WASHINGTON -- It was supposed to resurrect a notion critics thought they'd already killed -- a cut in the capital gains tax, championed as a top priority at the White House and, partisans claimed, the best medicine for an ailing economy.
But President Bush's plan to convene a blue-ribbon commission on the capital gains tax appears moribund, the victim of hostile Democrats who hope that the panel's stillbirth will smother the administration's designs to slash the tax.
Moreover, Mr. Bush's continuing efforts to resuscitate the initiative underscore the limits of his postwar political clout.
"It's stone-cold dead," said one White House official, who insisted on anonymity. "We just haven't announced the funeral yet."
The president has championed such a cut since his election campaign, though hopes for its implementation seemed --ed last fall, when White House negotiators dumped one such plan during 11th-hour haggling with Democrats over a five-year deficit-reduction deal.
But in his Jan. 29 State of the Union address, Mr. Bush pounded the pulpit anew for lowering the tax. Then he announced his intention to appoint Federal Reserve Chairman Alan Greenspan as head of a bipartisan panel that would settle disputes over the cost and potential economic benefits of cutting the federal levy on investment income.
The idea has sat idle since. Observers in both parties doubt that the commission will ever meet.
"It's going nowhere," said Senate Finance Committee Chairman Lloyd Bentsen, D-Texas. "I don't think anyone takes it seriously."
The problem for Mr. Bush and for his commission is that he invited House Speaker Thomas S. Foley, D-Wash., and Senate Majority Leader George J. Mitchell, D-Maine, to name "key congressional analysts" to the panel.

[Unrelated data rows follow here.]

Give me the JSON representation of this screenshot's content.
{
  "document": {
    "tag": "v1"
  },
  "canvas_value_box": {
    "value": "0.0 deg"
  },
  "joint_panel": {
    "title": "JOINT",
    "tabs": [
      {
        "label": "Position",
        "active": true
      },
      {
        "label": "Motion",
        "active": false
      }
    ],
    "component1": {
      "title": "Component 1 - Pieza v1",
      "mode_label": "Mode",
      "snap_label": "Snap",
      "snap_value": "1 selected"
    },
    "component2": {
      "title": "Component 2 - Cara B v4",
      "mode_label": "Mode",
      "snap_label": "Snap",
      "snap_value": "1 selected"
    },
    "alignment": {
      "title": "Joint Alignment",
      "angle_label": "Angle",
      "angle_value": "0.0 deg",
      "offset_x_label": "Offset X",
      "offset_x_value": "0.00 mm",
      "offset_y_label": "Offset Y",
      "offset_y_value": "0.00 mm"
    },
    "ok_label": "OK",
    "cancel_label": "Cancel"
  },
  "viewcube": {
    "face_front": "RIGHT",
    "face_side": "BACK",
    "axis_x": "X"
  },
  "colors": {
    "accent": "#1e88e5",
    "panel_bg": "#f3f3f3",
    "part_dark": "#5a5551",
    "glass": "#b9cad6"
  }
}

Both men oppose a cut in the tax, arguing that it would siphon needed funds from the Treasury and serve as a windfall for the better-off.
And so, they have responded by doing nothing.
"We haven't reached any conclusion," Mr. Foley said. "I don't regard it as an urgent matter, because I don't believe that capital gains reduction is justified."
Nor, for that matter, have all Republicans rushed to sign up, and as Democrats have held back, administration attempts to jump-start the commission have stalled.
House Minority Leader Robert H. Michel, R-Ill., for example, won't volunteer any of his charges until House Ways and Means Chairman Dan Rostenkowski, D-Ill., has resolved concerns that Mr. Greenspan's participation would undermine his independence from the administration.
Other Democrats have echoed Mr. Rostenkowski's charge that Mr. Greenspan, a Republican and known champion of the capital gains tax cut, could inadvertently tarnish the independence of the nation's central bank.
"I must say to you that it seems to me fraught with dangers for the Fed," Sen. Paul S. Sarbanes, D-Md., told Mr. Greenspan at a hearing last week of the congressional Joint Economic Committee. "I'm surprised that the chairman of the Fed would even consider being drawn into this situation."
Mr. Greenspan insisted that the commission would limit itself to "a technical evaluation of certain statistical data and concepts" that have "nothing to do with values, with the basic issues of one's views of capital gains."
Mr. Greenspan has also repeatedly stressed that he would not participate without the support of the "bipartisan leadership of the Congress" -- a stipulation that, one White House lobbyist conceded, could provide the Fed chairman with an excuse to back gracefully out of his commitment.
Although Republican hopes for the commission are fading, GOP lawmakers still express determination to press forward in the coming months with a package of "growth incentives" -- including a reduction in the capital gains tax. White House economists insist that a 15 percent reduction would invigorate the economy and increase federal revenues, though many independent analysts say it would cost the government money.
"We're getting ready to hit the ground running," said Sen. Phil Gramm, R-Texas. "Anyone who says that capital gains is dead doesn't know what he's talking about."